I was reading Christian Korff’s letter he wrote on 27.2.2003 “I have a dream” (he got this quotation from Martin Luther King II) He talks about a “New deal” We need a new deal he says. In his dream, the American President (G. W. Bush) is a visionary, and he will not start the war in Iraq from the conviction that all lives are equally valuable. G. W. Bush is going to say in his last speech: “God bless the World” because all the people in the world are equal and their lives are equally valuable.

In the same vein, and in the same set of values and principles enshrined in all international women’s conventions, I want to dream of the of continent Africa and the world that will look at its better half: (the female gender) as equal and respectful of women and girl-children. I dream that when I turn my Telly, I hear all men of Zimbabwe make a historical pledge to love and respect women of all races and ages and never to inflict harm on them because women and children are the cornerstones of any society in the world. Women and children are valuable in any country. Without women, the world cannot tick.

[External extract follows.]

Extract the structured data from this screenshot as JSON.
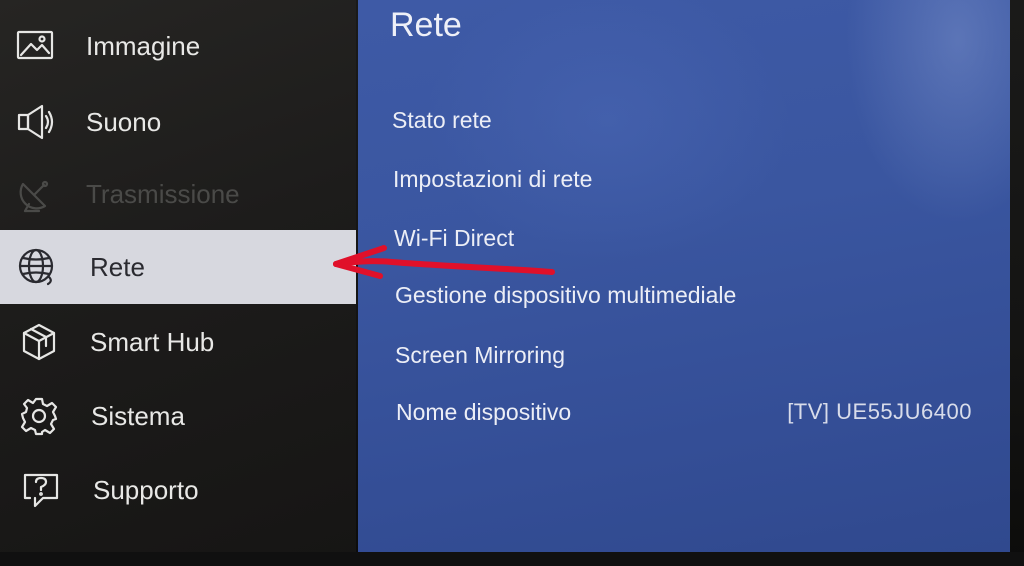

I am dreaming still of when Zimbabwean men ask: “But what is justice;” said Immanuel Kant. “The source of ethics is the golden rule.” “Do not let anyone abuse you; nobody will tell you what to do to your body, your values, and principles that you strongly believe in as a woman and as a girl. Do not let some father, brother, uncle, or male cousin dream your life and dream about how your life should be.” Do not allow anybody to tell you to get married to get respect from your society. You, yourself know better what you want in your life.”” The golden rule is based on the categorical imperative of Immanuel Kant: “Act only following that maxim through which you can at the same time will that it becomes a universal law.”

Please allow me to dream again just like Christian Korff. I dream of a philosopher born in the African continent, who investigates justice and how just African societies should look like. The African-born philosopher tells the African people that his ideas guarantee social justice. Every citizen has the same rights of free thoughts and personal development, freedom of religion, and equal opportunities, irrespective of ethnic origin and social or economic standing.  I dream of Africa that makes laws for its citizens and those laws are so ideal that it make Africa an ideal continent globally: and be an envy to all.

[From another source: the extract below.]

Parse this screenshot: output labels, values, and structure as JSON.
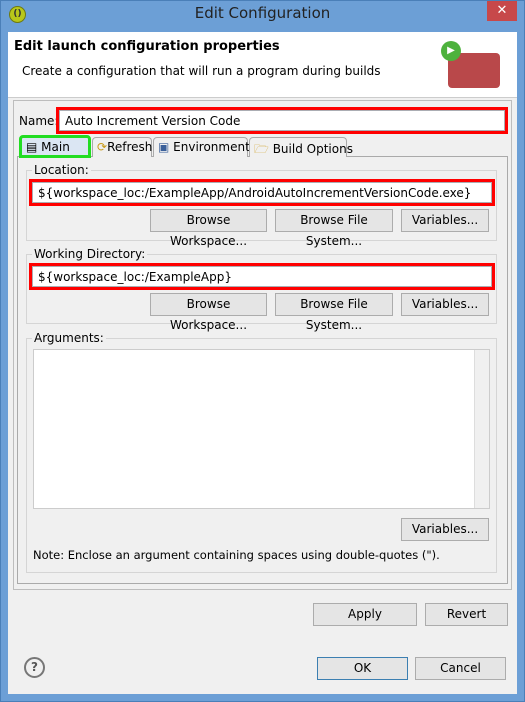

I quote Christian Korff verbatim: “Look at the stars, see the beautiful galaxies, maybe there is only one human consciousness in the entire universe. We have not only a global, but cosmic responsibility to protect the Earth from destruction. Our New Deal must consider the environment so that it is not destroyed.” My answer to this quotation is: Charity begins at home. Before we can address global issues, let’s investigate the painful gender issues in our bedrooms that have turned into battlefields. Let’s dare to confront gender violence, if not entirely eradicated, but minimized as the first step to eradicating it from the face of the earth.

The 25th of November is to remember women who died the most gruesome deaths, mysterious deaths, deaths through masculine violence, and deaths at the hands of a dictatorship like we have in Zimbabwe. We have deaths caused by neglect, deaths due to starvation, deaths because frontline services have collapsed, and hospitals are becoming deathbeds because of the numerous diseases one gets in clinics and hospitals.

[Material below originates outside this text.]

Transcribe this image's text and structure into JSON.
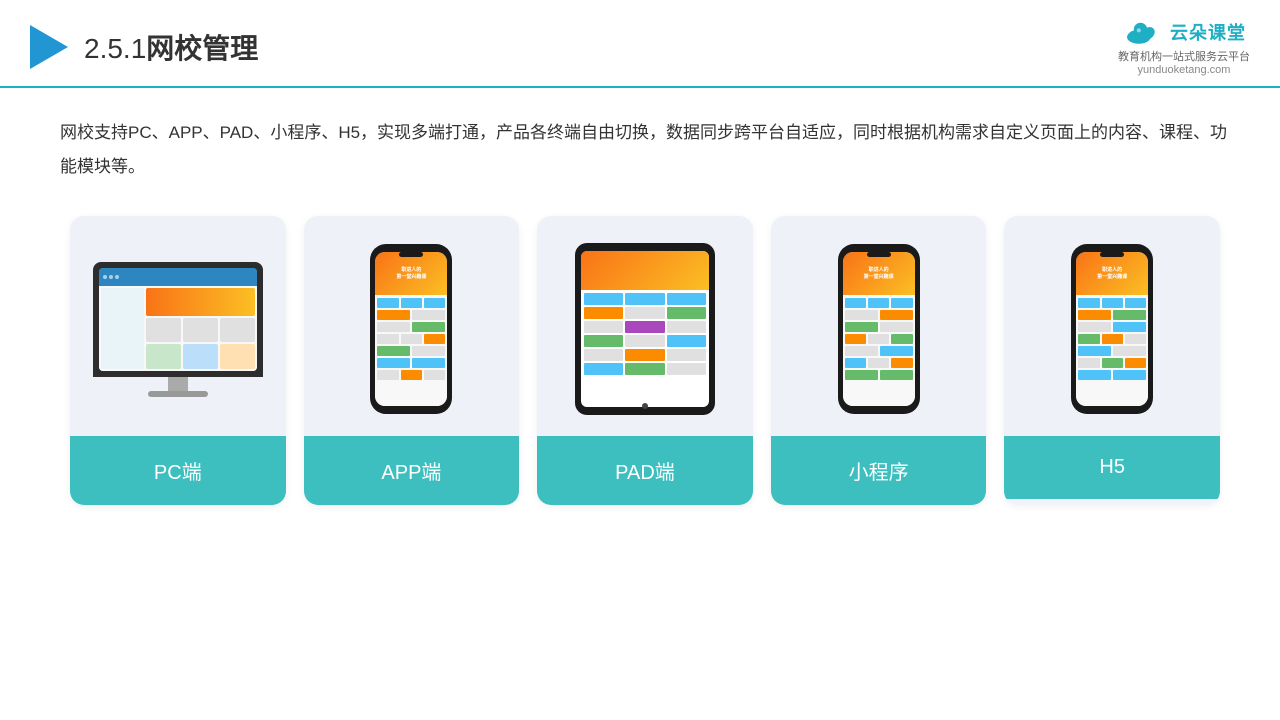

We should never stop dreaming just like Christian Korff. We must dream about a new deal. I dream about a new deal whereby all men and women are equal before the law and not by letter but by deeds at homes, in the village in the clan in the nation. I dream of young girls in safe net environments living and dreaming of a greater future, greater than our own. We should dream of plenty of food good education and better health for all of us and not only a few individuals.

We should dream of women having longer life expectancy and good living conditions with work in abundance. We dream of homes worth of the home to live in and not shake shakes or slums. We dream of Kimberly brick houses so that women are not forever building huts. Above all, I dream of men respecting babies and not sexually abusing them. I can’t stop dreaming, let me just pen off and continue dreaming until I sleep off without dreaming, my death moment!